Dos años de retrasos  

Los trabajadores acogidos a dicha ley, que pueden ir a más, lo hacen tras dos años con retrasos con las nóminas. Unipost intentó en varias ocasiones pactar los calendarios de pagos con los comités de empresa, lo que anularía cualquier reclamación como la que ahora le acecha, pero no lo consiguió.  

Actualmente, la compañía dirigida por Pablo Raventós está abonando las nóminas fraccionadas. El día cinco paga una parte y el resto, a los diez días aproximadamente. Además, debe el 60% de la extra de verano, a pesar de que en septiembre se comprometió a liquidarla en tres meses, y ha pospuesto un año el pago de la extra de Navidad.  

Estas bajas abren un frente más para la ya muy judicializada situación de Unipost. La compañía ha llevado el retraso de la extra de Navidad a la Comisión Consultiva Nacional de Convenios Colectivos, que decidirá a finales de enero si concede aplazar el pago de la nómina un año o no.  

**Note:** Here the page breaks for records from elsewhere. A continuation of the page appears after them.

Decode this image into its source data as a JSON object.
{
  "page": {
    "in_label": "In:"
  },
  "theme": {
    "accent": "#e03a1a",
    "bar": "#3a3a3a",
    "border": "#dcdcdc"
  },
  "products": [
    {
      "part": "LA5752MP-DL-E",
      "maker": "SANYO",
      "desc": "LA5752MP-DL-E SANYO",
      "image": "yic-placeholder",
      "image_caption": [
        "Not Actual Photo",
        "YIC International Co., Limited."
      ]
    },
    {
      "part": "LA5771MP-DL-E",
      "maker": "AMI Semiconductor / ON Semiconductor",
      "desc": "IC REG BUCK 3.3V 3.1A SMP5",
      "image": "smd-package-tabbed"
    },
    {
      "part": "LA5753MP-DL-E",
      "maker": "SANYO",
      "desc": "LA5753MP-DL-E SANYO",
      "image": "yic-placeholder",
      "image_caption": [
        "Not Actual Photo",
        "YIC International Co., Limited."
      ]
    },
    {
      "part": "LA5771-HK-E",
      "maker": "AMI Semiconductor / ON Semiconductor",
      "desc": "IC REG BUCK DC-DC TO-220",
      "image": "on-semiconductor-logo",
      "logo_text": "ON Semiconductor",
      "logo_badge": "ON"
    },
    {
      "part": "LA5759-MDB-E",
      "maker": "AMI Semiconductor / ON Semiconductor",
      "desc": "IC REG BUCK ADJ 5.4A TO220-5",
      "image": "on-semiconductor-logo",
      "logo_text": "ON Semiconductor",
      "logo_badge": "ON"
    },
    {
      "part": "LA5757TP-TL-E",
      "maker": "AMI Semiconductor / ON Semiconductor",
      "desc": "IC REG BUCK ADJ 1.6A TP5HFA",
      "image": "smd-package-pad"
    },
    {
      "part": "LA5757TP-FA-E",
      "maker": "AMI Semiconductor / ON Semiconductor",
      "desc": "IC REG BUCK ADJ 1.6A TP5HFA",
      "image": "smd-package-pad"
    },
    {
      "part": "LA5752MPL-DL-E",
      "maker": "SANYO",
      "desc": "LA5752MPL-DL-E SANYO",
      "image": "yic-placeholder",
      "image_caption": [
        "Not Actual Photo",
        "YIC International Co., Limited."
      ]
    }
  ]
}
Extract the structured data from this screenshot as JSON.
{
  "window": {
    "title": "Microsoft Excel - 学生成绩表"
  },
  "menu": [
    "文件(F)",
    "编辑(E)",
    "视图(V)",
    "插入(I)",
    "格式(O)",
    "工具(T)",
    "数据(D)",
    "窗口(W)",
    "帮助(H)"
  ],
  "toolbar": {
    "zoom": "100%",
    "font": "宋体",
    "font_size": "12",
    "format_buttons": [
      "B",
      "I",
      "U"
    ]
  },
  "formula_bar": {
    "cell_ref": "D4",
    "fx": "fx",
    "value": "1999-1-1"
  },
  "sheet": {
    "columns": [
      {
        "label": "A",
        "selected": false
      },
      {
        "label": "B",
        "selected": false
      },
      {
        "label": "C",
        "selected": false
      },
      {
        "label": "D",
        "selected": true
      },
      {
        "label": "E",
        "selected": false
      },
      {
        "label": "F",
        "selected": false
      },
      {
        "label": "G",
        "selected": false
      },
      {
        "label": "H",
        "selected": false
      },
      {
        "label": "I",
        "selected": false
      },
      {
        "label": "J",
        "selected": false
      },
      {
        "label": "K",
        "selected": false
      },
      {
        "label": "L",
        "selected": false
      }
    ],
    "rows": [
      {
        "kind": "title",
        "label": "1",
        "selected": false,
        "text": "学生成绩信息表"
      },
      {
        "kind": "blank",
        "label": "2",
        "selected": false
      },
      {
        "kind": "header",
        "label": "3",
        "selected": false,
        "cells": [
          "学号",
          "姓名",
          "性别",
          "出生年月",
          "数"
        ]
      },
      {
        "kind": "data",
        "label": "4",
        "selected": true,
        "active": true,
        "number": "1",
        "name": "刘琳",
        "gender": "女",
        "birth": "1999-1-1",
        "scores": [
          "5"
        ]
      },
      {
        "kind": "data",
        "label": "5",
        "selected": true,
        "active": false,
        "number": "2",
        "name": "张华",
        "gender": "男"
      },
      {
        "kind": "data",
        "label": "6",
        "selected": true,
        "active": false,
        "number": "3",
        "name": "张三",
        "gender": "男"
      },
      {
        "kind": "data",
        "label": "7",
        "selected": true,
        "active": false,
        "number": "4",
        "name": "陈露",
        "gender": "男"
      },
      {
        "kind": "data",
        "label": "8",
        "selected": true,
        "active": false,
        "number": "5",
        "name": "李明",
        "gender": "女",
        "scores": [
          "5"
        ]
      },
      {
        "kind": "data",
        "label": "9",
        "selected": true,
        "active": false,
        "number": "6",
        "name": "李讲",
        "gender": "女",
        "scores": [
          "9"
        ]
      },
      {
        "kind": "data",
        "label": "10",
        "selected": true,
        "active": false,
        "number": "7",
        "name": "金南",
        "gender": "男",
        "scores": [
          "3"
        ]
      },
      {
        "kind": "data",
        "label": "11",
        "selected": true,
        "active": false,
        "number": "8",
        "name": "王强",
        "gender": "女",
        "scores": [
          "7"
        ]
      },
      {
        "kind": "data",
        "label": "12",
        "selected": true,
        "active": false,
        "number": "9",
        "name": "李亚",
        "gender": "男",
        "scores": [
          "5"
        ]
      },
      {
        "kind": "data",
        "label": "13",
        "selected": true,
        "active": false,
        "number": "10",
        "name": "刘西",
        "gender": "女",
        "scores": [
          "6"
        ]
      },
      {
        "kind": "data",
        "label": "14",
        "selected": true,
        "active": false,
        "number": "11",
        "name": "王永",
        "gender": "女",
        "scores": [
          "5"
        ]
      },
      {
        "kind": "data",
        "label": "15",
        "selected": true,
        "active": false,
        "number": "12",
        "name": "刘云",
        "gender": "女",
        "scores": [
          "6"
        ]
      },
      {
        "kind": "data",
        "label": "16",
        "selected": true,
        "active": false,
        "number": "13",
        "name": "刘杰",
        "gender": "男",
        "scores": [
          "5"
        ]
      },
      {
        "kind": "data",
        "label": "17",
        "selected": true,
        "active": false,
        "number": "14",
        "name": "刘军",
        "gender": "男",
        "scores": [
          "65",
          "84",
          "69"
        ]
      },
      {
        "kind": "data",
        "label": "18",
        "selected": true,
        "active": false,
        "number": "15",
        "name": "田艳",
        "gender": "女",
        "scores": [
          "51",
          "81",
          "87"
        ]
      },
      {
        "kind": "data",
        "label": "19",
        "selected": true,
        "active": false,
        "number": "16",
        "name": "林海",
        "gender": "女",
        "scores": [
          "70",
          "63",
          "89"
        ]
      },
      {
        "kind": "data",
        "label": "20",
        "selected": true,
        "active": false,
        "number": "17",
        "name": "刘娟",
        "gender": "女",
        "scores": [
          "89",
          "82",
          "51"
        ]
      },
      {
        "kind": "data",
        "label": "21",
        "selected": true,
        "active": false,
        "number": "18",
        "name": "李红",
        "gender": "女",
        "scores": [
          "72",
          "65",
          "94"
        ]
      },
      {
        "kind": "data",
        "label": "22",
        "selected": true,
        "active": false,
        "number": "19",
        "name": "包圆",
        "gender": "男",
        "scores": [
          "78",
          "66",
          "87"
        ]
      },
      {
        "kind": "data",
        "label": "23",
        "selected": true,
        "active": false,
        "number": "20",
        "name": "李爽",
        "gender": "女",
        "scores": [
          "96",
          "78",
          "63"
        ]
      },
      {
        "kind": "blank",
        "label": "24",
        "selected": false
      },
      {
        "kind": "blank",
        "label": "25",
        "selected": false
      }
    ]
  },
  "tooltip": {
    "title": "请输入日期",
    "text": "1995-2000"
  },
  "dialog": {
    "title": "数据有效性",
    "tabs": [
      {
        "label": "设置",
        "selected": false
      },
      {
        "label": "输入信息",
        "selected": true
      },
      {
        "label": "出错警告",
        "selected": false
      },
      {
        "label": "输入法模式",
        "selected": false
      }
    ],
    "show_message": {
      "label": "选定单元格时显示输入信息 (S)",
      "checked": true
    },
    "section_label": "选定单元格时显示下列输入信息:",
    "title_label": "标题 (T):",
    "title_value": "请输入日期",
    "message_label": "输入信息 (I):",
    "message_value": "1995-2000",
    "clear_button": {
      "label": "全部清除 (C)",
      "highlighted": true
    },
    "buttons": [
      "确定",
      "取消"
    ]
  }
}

La compañía también espera la resolución de la Comisión Nacional de los Mercados y la Competencia (CNMC) sobre el conflicto que tiene abierto con Correos. Unipost denunció a la empresa pública a raíz de la pérdida de las ventajosas condiciones de contratación con las que contaba, y espera una resolución favorable que mejore sus urgencias de tesorería.  

Peores resultados  

La compañía propiedad de la familia Raventós cerró 2015 con una facturación de 93,9 millones y una reducción de sus pérdidas de los 5 millones de 2014 a 2,2 millones. No obstante, tras la pérdida de un importante contrato con Iberdrola, este 2016 lo cerrará con unos números similares a los de 2014.

La auditoría de las cuentas de 2015 alertó de la delicada situación del grupo y advirtió de la falta de diversa información. Entre ella, la de los accionistas de Unipost.

Pese a que no consta en dicha auditoría, una sociedad de Madeira, Patinage Consultadoria e Marketing Lda, participada por los propios Raventós, tenía una participación en Unipost, según la información a la que tuvo acceso Economía Digital. Esta sociedad fue liquidada recientemente.